Abstract

Abstract During cardiopulmonary resuscitation, chest compressions (CCs) introduce mechanical activity in the ECG and thus preclude a reliable electrocardiographic (ECG) rhythm diagnosis. To achieve a reliable rhythm analysis, chest compression must therefore be interrupted, and therefore, the probability of the restoration of spontaneous circulation (ROSC) is adversely affected. In recent years, a number of algorithms have been developed to distinguish ventricular fibrillation (VF) rhythm from normal sinus rhythm (SR) without chest compression (CC) interruptions. However, the implementation of most of these algorithms relies on the acquisition of reference signals that are strongly correlated with CC artifacts and makes additional hardware alteration inevitable. In the present work, a novel method (the enhanced LMS method) that effectively suppresses CPR artifacts and can easily use the corrupted ECG signal alone is developed for the reliable detection of the VF rhythm during uninterrupted CCs.
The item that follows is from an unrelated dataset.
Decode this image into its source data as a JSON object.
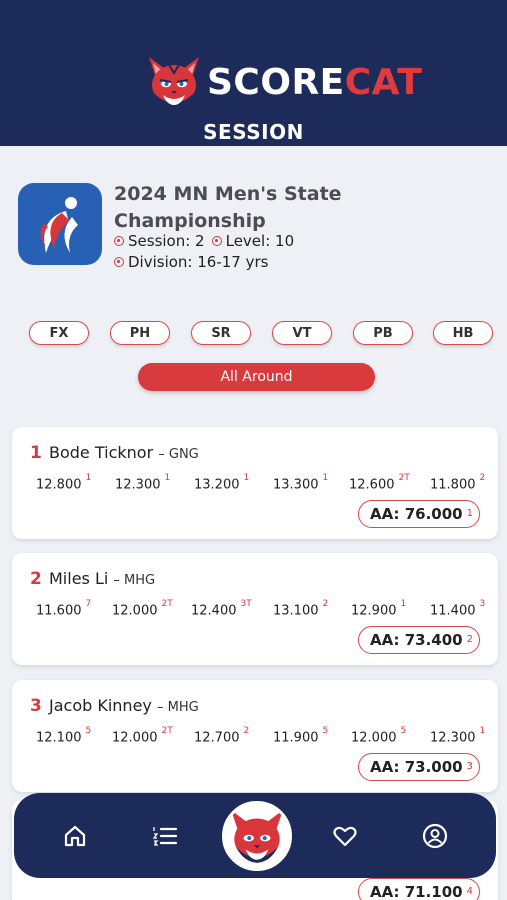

The enhanced LMS method was tested using mixtures of CC artifacts and real out-of-hospital ECG recordings for different corruption levels, and it was compared with other established algorithms that use the corrupted ECG signal alone, including the morphology consistency evaluation algorithm and the adaptive stop-band filtering algorithm. The validation results indicate that the enhanced LMS method has superior performance in VF/SR rhythm classification under different artifact interference levels. It is shown that the VF rhythm can be reliably detected using only the corrupted ECG alone. The novel method proposed in this study is promising for identification VF from SR with no hardware alterations for clinical cardiopulmonary resuscitation practice.